Why: You cannot safely delete files without knowing what they are and whether any process is actively writing to them.

# Find the top 10 directories by size, starting from the full mount point
sudo du -hx --max-depth=3 <MOUNT_POINT> | sort -rh | head -20

# Quick top-level scan
sudo du -hx --max-depth=1 <MOUNT_POINT>

# If ncdu is available (much faster interactive view)
sudo ncdu -x <MOUNT_POINT>

# Check specifically for large files
sudo find <MOUNT_POINT> -xdev -type f -size +500M -exec ls -lh {} \;
Expected output:
4.2G    /var/log
2.1G    /var/log/containers
800M    /var/log/pods
If this fails: If du is very slow, the filesystem may have millions of small files (common in /var/lib/kubelet). Use find with -maxdepth to narrow down rather than scanning everything.

Step 3: Clear Logs and Temp Files Safely

Why: Log files and temp files are usually the safest things to delete — they are regenerated and rarely needed long-term.
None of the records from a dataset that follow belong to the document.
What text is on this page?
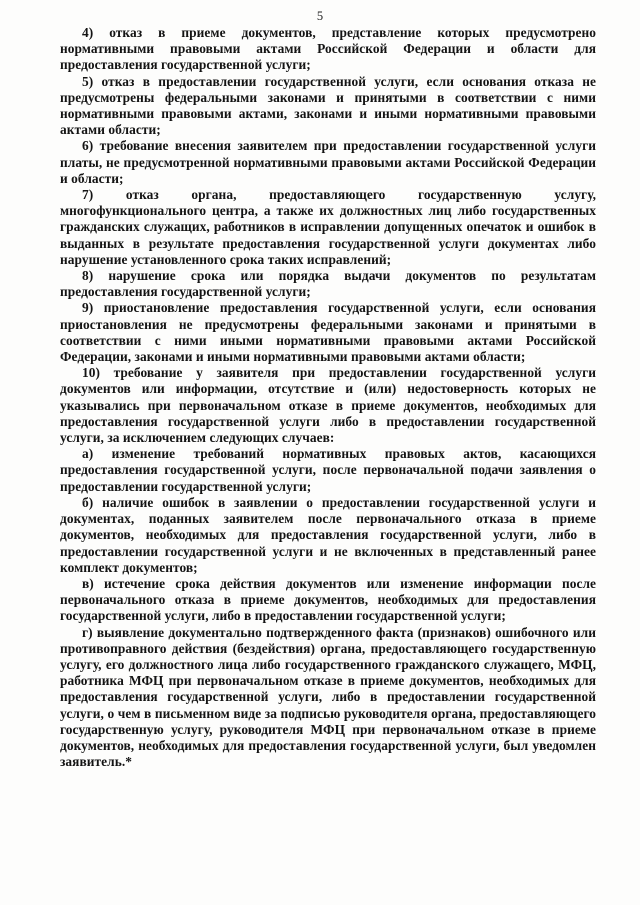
5

4) отказ в приеме документов, представление которых предусмотрено нормативными правовыми актами Российской Федерации и области для предоставления государственной услуги;

5) отказ в предоставлении государственной услуги, если основания отказа не предусмотрены федеральными законами и принятыми в соответствии с ними нормативными правовыми актами, законами и иными нормативными правовыми актами области;

6) требование внесения заявителем при предоставлении государственной услуги платы, не предусмотренной нормативными правовыми актами Российской Федерации и области;

7) отказ органа, предоставляющего государственную услугу, многофункционального центра, а также их должностных лиц либо государственных гражданских служащих, работников в исправлении допущенных опечаток и ошибок в выданных в результате предоставления государственной услуги документах либо нарушение установленного срока таких исправлений;

8) нарушение срока или порядка выдачи документов по результатам предоставления государственной услуги;

9) приостановление предоставления государственной услуги, если основания приостановления не предусмотрены федеральными законами и принятыми в соответствии с ними иными нормативными правовыми актами Российской Федерации, законами и иными нормативными правовыми актами области;

10) требование у заявителя при предоставлении государственной услуги документов или информации, отсутствие и (или) недостоверность которых не указывались при первоначальном отказе в приеме документов, необходимых для предоставления государственной услуги либо в предоставлении государственной услуги, за исключением следующих случаев:

а) изменение требований нормативных правовых актов, касающихся предоставления государственной услуги, после первоначальной подачи заявления о предоставлении государственной услуги;

б) наличие ошибок в заявлении о предоставлении государственной услуги и документах, поданных заявителем после первоначального отказа в приеме документов, необходимых для предоставления государственной услуги, либо в предоставлении государственной услуги и не включенных в представленный ранее комплект документов;

в) истечение срока действия документов или изменение информации после первоначального отказа в приеме документов, необходимых для предоставления государственной услуги, либо в предоставлении государственной услуги;

г) выявление документально подтвержденного факта (признаков) ошибочного или противоправного действия (бездействия) органа, предоставляющего государственную услугу, его должностного лица либо государственного гражданского служащего, МФЦ, работника МФЦ при первоначальном отказе в приеме документов, необходимых для предоставления государственной услуги, либо в предоставлении государственной услуги, о чем в письменном виде за подписью руководителя органа, предоставляющего государственную услугу, руководителя МФЦ при первоначальном отказе в приеме документов, необходимых для предоставления государственной услуги, был уведомлен заявитель.*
# Check log sizes before deleting
ls -lh /var/log/

# Truncate (not delete) large log files that are actively written to
sudo truncate -s 0 /var/log/<LOGFILE_NAME>

# For journald, vacuum old logs (keep last 500MB or last 7 days)
sudo journalctl --vacuum-size=500M
sudo journalctl --vacuum-time=7d

# Clear old rotated/compressed logs
sudo find /var/log -name "*.gz" -mtime +7 -delete
sudo find /var/log -name "*.1" -o -name "*.old" | xargs sudo rm -f

# Clear /tmp
sudo find /tmp -type f -atime +3 -delete
Expected output:
# df -h after cleanup should show freed space
Deleted archived journals: 2.1G freed
If this fails: If log files are regenerated within minutes to fill the disk, a process is in a crash loop producing excessive logs. Find it: sudo du -hx /var/log/pods | sort -rh | head -10.
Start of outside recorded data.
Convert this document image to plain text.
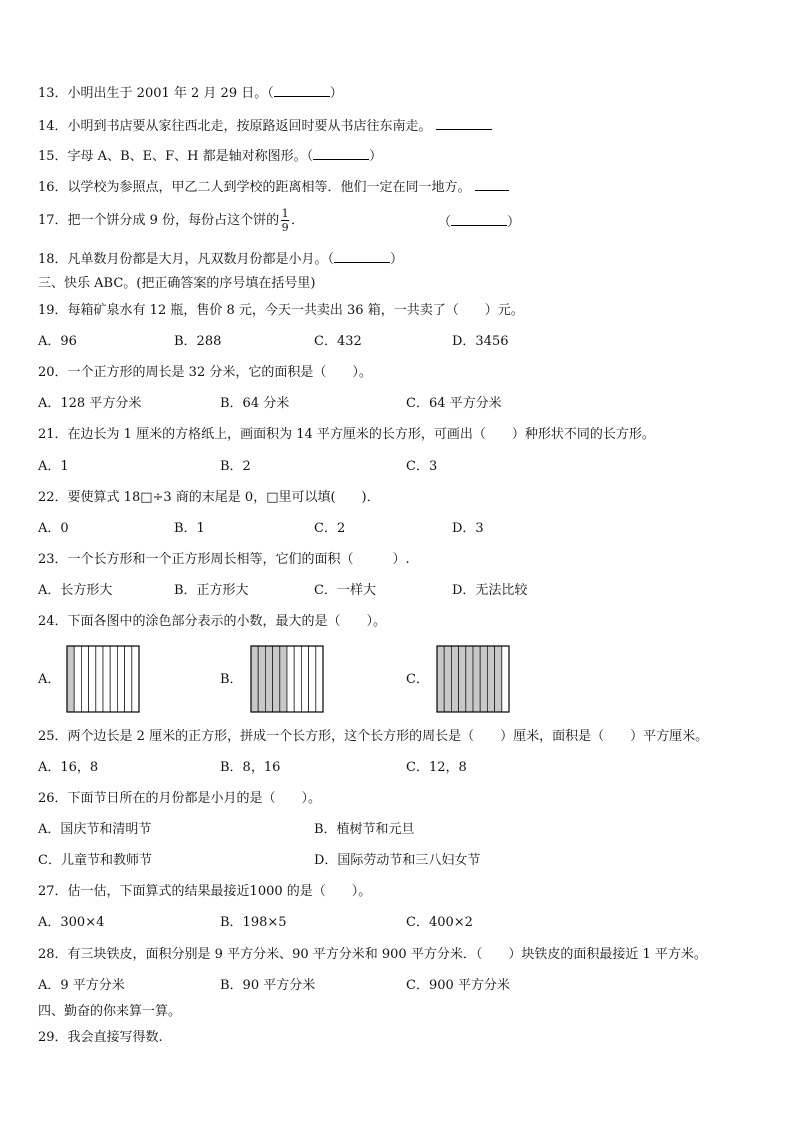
13．小明出生于 2001 年 2 月 29 日。（	）
14．小明到书店要从家往西北走，按原路返回时要从书店往东南走。
15．字母 A、B、E、F、H 都是轴对称图形。（	）
16．以学校为参照点，甲乙二人到学校的距离相等．他们一定在同一地方。
17．把一个饼分成 9 份，每份占这个饼的 $\frac{1}{9}$ ．	（	）
18．凡单数月份都是大月，凡双数月份都是小月。（	）
三、快乐 ABC。(把正确答案的序号填在括号里)
19．每箱矿泉水有 12 瓶，售价 8 元，今天一共卖出 36 箱，一共卖了（　　）元。
A．96	B．288	C．432	D．3456
20．一个正方形的周长是 32 分米，它的面积是（　　）。
A．128 平方分米	B．64 分米	C．64 平方分米
21．在边长为 1 厘米的方格纸上，画面积为 14 平方厘米的长方形，可画出（　　）种形状不同的长方形。
A．1	B．2	C．3
22．要使算式 18□÷3 商的末尾是 0，□里可以填(　　)．
A．0	B．1	C．2	D．3
23．一个长方形和一个正方形周长相等，它们的面积（　　　）.
A．长方形大	B．正方形大	C．一样大	D．无法比较
24．下面各图中的涂色部分表示的小数，最大的是（　　）。
A．	B．	C．
25．两个边长是 2 厘米的正方形，拼成一个长方形，这个长方形的周长是（　　）厘米，面积是（　　）平方厘米。
A．16，8	B．8，16	C．12，8
26．下面节日所在的月份都是小月的是（　　）。
A．国庆节和清明节	B．植树节和元旦
C．儿童节和教师节	D．国际劳动节和三八妇女节
27．估一估，下面算式的结果最接近1000 的是（　　）。
A．300×4	B．198×5	C．400×2
28．有三块铁皮，面积分别是 9 平方分米、90 平方分米和 900 平方分米．（　　）块铁皮的面积最接近 1 平方米。
A．9 平方分米	B．90 平方分米	C．900 平方分米
四、勤奋的你来算一算。
29．我会直接写得数.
Step 4: Check for Deleted-But-Open Files

Why: When you delete a file that a running process still has open, the space is NOT freed on Linux until the process closes the file descriptor. This is a frequent gotcha.

# Find processes holding open deleted files
sudo lsof +L1 2>/dev/null | grep deleted

# Show the size of deleted-but-held files
sudo lsof +L1 2>/dev/null | awk 'NR>1 {print $7, $1, $2, $9}' | sort -rn | head -20
Expected output:
# If processes are holding deleted files, you'll see something like:
123456789 java 4521 /var/log/app.log (deleted)
If this fails: Once you find the culprit process, the safest fix is to restart it gracefully (not kill -9). After restart, the deleted file descriptor is released and the space is freed. Confirm with df -h after restart.

Step 5: Clean Docker/Container Images and Volumes

Why: On nodes that run container workloads, /var/lib/docker or /var/lib/containerd accumulates unused images, stopped containers, and anonymous volumes.

# Check container runtime disk usage
sudo du -hx --max-depth=2 /var/lib/docker 2>/dev/null | sort -rh | head -10
sudo du -hx --max-depth=2 /var/lib/containerd 2>/dev/null | sort -rh | head -10

# Docker: prune unused images, containers, networks, and build cache
sudo docker system prune -f
sudo docker image prune -a -f   # WARNING: removes ALL unused images, not just dangling

# containerd: remove unused snapshots
sudo crictl rmi --prune

# Check Kubernetes eviction threshold (do not go below kubelet reserved space)
cat /var/lib/kubelet/config.yaml | grep -A5 eviction
Expected output:
Total reclaimed space: 12.5 GB
If this fails: If /var/lib/kubelet/pods is the main culprit, evict or reschedule the pods consuming the space: kubectl drain <NODE_NAME> --ignore-daemonsets --delete-emptydir-data.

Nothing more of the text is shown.